3. Fig4. shows the performance of the model using the scalable learning strategy. How do you replace it with a different algorithm?
4. The result of ADNI in Fig 4 and Fig 5 shows the single accuracy, but it conducts three binary classifications in table 1, do you conduct one vs one classification here? Table 2 should also shows the result of two datasets.
5. In explanation of community detection, the model assigned the nodes to different communities, is there any reference to support that some specific nodes belong to the same or different communities in patients from the clinical perspective?

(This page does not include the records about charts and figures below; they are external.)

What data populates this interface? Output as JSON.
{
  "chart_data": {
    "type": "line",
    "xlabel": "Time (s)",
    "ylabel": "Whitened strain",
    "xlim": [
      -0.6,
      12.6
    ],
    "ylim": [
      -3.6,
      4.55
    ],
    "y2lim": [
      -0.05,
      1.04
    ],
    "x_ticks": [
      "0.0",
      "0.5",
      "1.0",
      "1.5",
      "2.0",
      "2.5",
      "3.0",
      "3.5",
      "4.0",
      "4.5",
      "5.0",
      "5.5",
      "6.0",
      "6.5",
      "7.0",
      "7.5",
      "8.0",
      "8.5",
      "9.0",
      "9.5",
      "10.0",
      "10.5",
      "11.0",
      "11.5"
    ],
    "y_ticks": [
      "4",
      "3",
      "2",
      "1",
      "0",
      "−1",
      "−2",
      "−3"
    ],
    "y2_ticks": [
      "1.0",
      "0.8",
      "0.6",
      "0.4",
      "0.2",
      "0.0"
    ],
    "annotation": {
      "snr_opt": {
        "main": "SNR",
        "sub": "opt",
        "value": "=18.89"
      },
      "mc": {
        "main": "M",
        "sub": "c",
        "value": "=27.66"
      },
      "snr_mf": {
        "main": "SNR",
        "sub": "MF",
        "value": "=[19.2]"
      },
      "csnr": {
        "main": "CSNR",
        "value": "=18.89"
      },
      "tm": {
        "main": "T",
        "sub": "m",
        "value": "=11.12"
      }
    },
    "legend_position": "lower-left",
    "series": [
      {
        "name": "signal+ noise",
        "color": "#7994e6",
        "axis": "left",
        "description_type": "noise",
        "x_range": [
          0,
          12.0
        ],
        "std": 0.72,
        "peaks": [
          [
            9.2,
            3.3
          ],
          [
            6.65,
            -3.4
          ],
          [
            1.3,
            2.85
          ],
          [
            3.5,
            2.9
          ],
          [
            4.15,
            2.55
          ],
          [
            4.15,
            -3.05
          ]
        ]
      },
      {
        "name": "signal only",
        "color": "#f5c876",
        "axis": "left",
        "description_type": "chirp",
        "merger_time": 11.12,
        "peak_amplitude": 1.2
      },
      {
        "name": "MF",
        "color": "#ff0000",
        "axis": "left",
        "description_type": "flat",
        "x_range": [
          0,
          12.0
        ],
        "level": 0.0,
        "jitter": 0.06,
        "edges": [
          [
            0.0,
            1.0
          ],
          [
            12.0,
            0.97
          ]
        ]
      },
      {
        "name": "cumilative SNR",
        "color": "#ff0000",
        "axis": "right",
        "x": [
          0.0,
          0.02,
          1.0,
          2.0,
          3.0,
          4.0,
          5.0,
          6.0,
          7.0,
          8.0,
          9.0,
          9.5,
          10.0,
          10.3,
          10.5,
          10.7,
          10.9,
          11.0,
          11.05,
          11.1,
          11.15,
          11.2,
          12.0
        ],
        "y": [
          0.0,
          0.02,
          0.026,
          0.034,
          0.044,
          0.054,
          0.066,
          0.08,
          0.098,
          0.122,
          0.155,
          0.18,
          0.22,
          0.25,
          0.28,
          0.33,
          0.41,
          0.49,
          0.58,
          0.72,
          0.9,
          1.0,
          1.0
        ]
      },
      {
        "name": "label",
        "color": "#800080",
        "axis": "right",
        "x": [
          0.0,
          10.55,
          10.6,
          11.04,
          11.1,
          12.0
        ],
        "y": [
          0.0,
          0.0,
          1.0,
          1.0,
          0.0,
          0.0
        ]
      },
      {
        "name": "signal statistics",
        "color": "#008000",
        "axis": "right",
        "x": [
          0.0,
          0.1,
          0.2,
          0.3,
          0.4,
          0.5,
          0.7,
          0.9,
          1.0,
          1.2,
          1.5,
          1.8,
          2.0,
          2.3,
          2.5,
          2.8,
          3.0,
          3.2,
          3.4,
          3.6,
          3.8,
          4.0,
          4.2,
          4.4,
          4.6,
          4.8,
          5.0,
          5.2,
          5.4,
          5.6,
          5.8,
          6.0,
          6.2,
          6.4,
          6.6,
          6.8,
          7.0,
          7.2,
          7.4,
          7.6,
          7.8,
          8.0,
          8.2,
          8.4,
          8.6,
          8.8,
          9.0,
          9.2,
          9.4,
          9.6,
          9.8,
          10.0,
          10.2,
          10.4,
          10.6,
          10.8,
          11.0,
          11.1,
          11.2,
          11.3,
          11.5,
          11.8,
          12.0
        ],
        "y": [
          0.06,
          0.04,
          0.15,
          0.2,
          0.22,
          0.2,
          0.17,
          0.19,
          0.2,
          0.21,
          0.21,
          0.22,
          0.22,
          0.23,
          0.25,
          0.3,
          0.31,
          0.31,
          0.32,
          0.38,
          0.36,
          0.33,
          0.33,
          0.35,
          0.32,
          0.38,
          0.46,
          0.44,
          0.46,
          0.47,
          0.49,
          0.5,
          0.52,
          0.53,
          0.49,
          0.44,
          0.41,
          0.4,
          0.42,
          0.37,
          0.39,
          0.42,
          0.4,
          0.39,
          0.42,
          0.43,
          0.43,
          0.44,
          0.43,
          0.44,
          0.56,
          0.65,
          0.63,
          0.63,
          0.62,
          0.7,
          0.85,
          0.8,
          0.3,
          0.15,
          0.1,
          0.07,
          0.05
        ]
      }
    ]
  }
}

1. Authors overlooked the difference between BrainSTORE and expressive graph neural networks either for general purposes, e.g. GSN [1] and PathNN [2], or dedicated to brain networks, e.g., NeuroPath [3]. These methods are expressive on high-order structures with various hops, making them multi-scale. What makes BrainSTORE more advanced than those three methods in your research problems?

[1] Bouritsas, Giorgos, et al. "Improving graph neural network expressivity via subgraph isomorphism counting." IEEE Transactions on Pattern Analysis and Machine Intelligence 45.1 (2022): 657-668.

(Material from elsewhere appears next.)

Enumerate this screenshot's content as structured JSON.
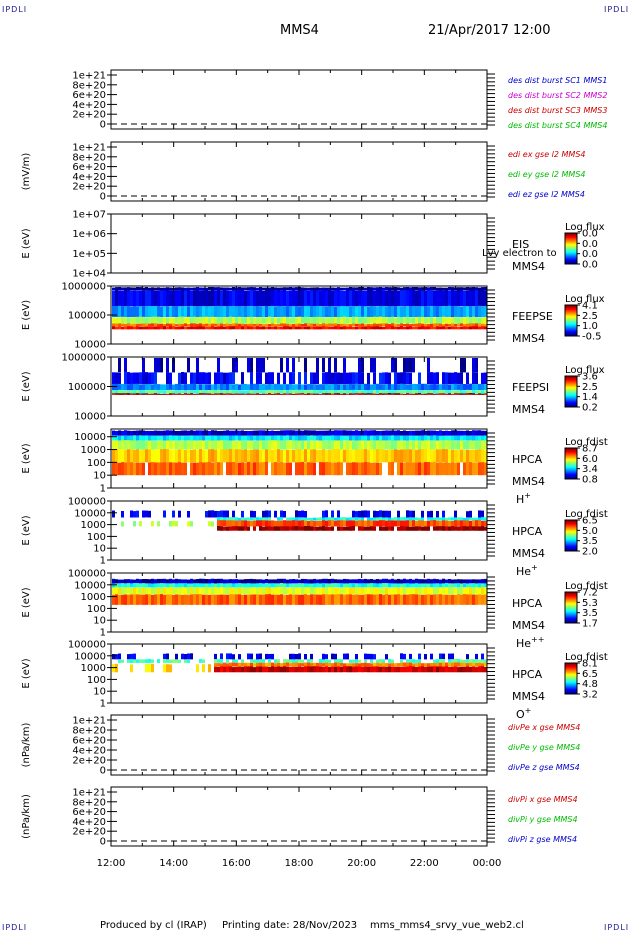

[2] Michel, Gaspard, et al. "Path neural networks: Expressive and accurate graph neural networks." International Conference on Machine Learning. PMLR, 2023.

[3] Wei, Ziquan, et al. "NeuroPath: A Neural Pathway Transformer for Joining the Dots of Human Connectomes." arXiv preprint arXiv:2409.17510 (2024).

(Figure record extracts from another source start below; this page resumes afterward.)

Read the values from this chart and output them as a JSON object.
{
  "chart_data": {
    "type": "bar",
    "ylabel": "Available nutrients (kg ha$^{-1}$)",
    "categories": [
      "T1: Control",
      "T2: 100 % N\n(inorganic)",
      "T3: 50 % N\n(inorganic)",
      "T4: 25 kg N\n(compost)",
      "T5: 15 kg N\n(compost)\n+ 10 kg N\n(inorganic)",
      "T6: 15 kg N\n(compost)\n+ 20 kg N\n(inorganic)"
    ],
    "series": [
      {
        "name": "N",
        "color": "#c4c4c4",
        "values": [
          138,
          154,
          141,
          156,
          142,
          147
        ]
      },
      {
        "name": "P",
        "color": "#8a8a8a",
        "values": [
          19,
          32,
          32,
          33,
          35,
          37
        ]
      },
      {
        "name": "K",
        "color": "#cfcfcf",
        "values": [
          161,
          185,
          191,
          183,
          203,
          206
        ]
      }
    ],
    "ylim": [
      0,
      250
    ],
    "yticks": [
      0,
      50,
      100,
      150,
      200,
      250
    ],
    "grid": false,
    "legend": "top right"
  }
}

2. The motivation of this paper can be improved.

2.1. Limitations were claimed in Sec.1, 2nd paragraph as existing methods are constrained at a single scale, while there are expressive GNNs existing such as I mentioned in Weakness#1 that are not on a single scale. Additionally, BrainGNN reviewed in this work has multiple pooling layers to merge brain regions, which is also a multi-scale method.

2.2. The authors also overlooked their motivations for using diffusion methods in BrainSTORE. Please explain why representation learning methods other than denoising diffusion methods are not better.

3. Bio-topological properties are present multiple times without a specific description. For example, in Sec.2.1, 'these methods often overlook bio-topological properties within multimodal graphs, limiting their expressiveness' is hard to believe without a clear explanation. Do they refer to multi-scale representation? And to prevent misleading readers, does multi-scale in this work refer to various sub-graphs with different hops?

4. Figure 1 is lack of descriptions. What does the color of arrows refer to? Do the colored encoders in the bottom part of Figure 1 refer to $f_{theta}$? What is the definition of those colored decoders? What is the definition of $f_{theta}$ and Tran()? You should call back your figure when you introduce a step of the proposed methods.

5. The sample size of datasets in experiments is limited to hundreds.

6. Resolution parameter $\lambda$ controls how many scales are learned to brain network representation. I suggest authors show the trend of accuracy when altering the range of $\lambda$ to evaluate their ideas.

7. I suggest authors show the ablation studies of multimodal input by solely using SC or FC.